Молчим, глядим друг на друга. Мой вопрос ясен без слов. Расширяющееся от подбородка ко лбу лицо Саши цветет вишневыми пятнами, дрожат ресницы над остекленевшими глазами.
— Ну, — недобро подбадриваю я его.
— Анатолий Матвеевич!.. — Голос Саши звенит от отчаяния, но за дверью его не слышат — там свой взволнованный шум, своя неразбериха.

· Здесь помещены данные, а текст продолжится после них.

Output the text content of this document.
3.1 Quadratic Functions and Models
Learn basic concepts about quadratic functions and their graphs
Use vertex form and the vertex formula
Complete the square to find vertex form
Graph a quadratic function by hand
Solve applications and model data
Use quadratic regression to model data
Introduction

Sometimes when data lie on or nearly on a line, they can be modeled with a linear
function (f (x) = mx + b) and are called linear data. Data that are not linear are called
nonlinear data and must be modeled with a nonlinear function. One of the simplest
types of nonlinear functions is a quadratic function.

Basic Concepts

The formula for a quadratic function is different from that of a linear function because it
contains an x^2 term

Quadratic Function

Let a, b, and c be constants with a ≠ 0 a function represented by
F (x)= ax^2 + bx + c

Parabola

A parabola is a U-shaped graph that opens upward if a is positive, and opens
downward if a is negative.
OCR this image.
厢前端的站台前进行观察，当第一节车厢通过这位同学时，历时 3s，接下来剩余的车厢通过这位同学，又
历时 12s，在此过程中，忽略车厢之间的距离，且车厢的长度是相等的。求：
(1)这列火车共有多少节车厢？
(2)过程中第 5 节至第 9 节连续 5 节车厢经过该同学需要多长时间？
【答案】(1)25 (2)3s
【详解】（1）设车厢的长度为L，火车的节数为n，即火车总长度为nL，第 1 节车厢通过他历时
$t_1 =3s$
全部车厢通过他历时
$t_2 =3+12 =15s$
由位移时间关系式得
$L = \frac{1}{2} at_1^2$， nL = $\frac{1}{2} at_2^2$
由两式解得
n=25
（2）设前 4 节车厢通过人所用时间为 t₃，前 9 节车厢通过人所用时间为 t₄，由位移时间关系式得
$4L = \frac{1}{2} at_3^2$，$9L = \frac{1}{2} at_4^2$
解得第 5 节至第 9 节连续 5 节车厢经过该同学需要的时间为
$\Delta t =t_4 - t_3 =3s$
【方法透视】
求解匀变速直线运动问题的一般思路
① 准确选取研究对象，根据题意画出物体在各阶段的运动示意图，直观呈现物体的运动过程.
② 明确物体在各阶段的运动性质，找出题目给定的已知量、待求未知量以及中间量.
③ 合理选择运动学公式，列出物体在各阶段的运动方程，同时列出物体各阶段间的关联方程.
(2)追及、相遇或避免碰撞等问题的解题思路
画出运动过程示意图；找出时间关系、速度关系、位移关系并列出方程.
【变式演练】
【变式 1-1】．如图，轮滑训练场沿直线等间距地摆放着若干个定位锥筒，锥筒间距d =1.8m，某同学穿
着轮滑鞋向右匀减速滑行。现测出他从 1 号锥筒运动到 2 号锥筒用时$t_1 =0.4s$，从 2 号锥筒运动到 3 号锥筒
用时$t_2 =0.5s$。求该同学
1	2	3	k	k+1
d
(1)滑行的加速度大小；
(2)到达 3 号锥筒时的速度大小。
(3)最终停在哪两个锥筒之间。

— Анатолий Матвеевич! Всех могу простить! Всех! Даже Лубкову. Она глупа. Но этот-то человек умный. Науку преподает. Не умещается в голове… Всякое общение с ним противно… Я не выдержал… сказал ему…
Я беру за плечо Сашу, открываю дверь, легонько вталкиваю его в класс, вхожу сам. Гул голосов обрывается, хлопают крышки парт, все вскакивают со своих мест. Тишина. Хмуро киваю: садитесь. Со сдержанным шумом усаживаются, снова тишина.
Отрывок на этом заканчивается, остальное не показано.